The best mom bloggers have become brand advocates because of their incredible ability to connect to their audience and tell stories. Which makes for great marketing. They were already using images for their stories. Many have become talented photographers in the process, making them an even better fit with Pinterest.
I don’t remember anyone asking when Wikipedia, Reddit, or Digg would be less male-dominated. And if there was an anti-social social network it would be Wikipedia. Or if there were an anti-social CEO it would be Mark Zuckerberg (though he’s gotten better).
Both Digg and Wikipedia have generally obnoxious and rude cultures. They are also anti-marketing. Just try it and you’ll be eaten up. They are ruthless. The regulars are anti-business. Digg has died and Wikipedia has fundraising drives to support itself. If there was a social network that I’d tell most businesses not to participate in, it would be them.
I’ll take cute and people who shower any time over mean.
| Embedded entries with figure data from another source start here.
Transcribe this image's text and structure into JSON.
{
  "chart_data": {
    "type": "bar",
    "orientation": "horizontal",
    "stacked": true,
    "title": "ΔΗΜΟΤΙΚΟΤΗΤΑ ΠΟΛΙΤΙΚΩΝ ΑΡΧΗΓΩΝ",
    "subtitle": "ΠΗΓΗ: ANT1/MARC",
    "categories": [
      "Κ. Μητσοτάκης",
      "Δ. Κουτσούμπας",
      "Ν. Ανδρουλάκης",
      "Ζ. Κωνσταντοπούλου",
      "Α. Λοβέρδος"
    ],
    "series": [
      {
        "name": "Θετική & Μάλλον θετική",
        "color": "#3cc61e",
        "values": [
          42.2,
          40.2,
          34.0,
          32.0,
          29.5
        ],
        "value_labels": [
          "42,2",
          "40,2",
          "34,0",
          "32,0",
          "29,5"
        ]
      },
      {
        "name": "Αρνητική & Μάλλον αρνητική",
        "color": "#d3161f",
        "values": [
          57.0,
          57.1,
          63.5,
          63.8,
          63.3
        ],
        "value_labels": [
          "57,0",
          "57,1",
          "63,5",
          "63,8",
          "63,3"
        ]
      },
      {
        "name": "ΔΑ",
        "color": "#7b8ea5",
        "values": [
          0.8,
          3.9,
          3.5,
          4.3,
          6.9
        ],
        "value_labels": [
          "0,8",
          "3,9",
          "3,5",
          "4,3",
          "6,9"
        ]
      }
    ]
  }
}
When I’m asked if Pinterest will draw more men, I say only if they change their categories. Digg’s categories include business, gaming, politics, science, sports, and technology. Compare that to Pinterest where the categories are things like pets, art, fitness, gardening, weddings, and hair & beauty. Of course these categories will attract more women than men on Pinterest.
That doesn’t mean men won’t join or be successful on Pinterest? No, but I believe Pinterest will continue to be heavily skewed towards women. And truthfully, I like it that way.